Criminal Justice Lawyer

Becoming a criminal justice lawyer takes a lot of patience and perseverance.

You have to have years and years of schooling, pay your dues at a private or government firm, and hope that you can get enough recognition to either open your own business successfully or climb the bureaucratic ladder high enough to gain the respect you deserve.

If you are successful as a criminal justice lawyer, though, you can expect to be rewarded handsomely--not just with a healthy pay check, but with the knowledge that you are making a difference in the world.

Ethics in Criminal Justice

csi finds fingerprints

A CSI Finds Fingerprints

The moral philosophy, or ethics in criminal justice, is a tricky concept to understand.

This is because it is, essentially, a system that is based on opinion rather than stone cold fact.

Decisions about whether or not a person's actions are 'right' or 'wrong' are not very easy to keep objective.

In order to help law-makers and law-keepers be objective and stick to a conformist idea of right and wrong, society has created a list of rules and regulations that lay out what we think 'right' and 'wrong' mean in relation to a given activity.

Criminal Justice History

Modern day criminal justice is a system that has evolved over thousands of years across the world.
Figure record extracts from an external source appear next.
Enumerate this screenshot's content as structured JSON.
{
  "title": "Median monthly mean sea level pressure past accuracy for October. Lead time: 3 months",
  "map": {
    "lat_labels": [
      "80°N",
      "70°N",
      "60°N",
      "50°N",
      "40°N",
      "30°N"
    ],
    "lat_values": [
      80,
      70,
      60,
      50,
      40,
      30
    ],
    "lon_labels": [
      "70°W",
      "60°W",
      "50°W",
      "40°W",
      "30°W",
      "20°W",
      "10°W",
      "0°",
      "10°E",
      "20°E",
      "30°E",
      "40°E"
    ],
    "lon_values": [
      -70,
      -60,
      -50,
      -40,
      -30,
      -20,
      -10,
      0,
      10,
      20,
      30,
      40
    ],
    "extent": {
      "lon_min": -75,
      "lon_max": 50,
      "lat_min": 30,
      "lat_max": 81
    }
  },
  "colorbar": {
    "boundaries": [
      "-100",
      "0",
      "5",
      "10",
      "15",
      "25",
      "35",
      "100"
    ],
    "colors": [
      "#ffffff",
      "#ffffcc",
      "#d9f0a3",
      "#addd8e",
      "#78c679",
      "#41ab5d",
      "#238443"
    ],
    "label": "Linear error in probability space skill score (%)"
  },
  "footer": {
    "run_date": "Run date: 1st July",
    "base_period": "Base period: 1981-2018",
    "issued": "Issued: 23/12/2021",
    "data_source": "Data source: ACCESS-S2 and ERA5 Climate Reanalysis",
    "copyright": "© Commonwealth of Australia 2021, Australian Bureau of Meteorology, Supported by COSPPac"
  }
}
In this article, we'll take a look at the origins of criminal justice in the ancient worlds of China and Greece, and how those law structures (and ones from Old Europe and Colonial America) have formed the foundation of what we recognize today as Law and Order.

Criminal Justice Glossary

If you are clueless about the many Latin phrases and seemingly alien words commonly used in the world of criminal justice today, you may want to educate yourself.

By reading up on your chosen field as much as possible, you'll begin to create a criminal justice glossary of terms in your mind that will help you secure, keep, and understand the job you choose out of the many criminal justice careers available.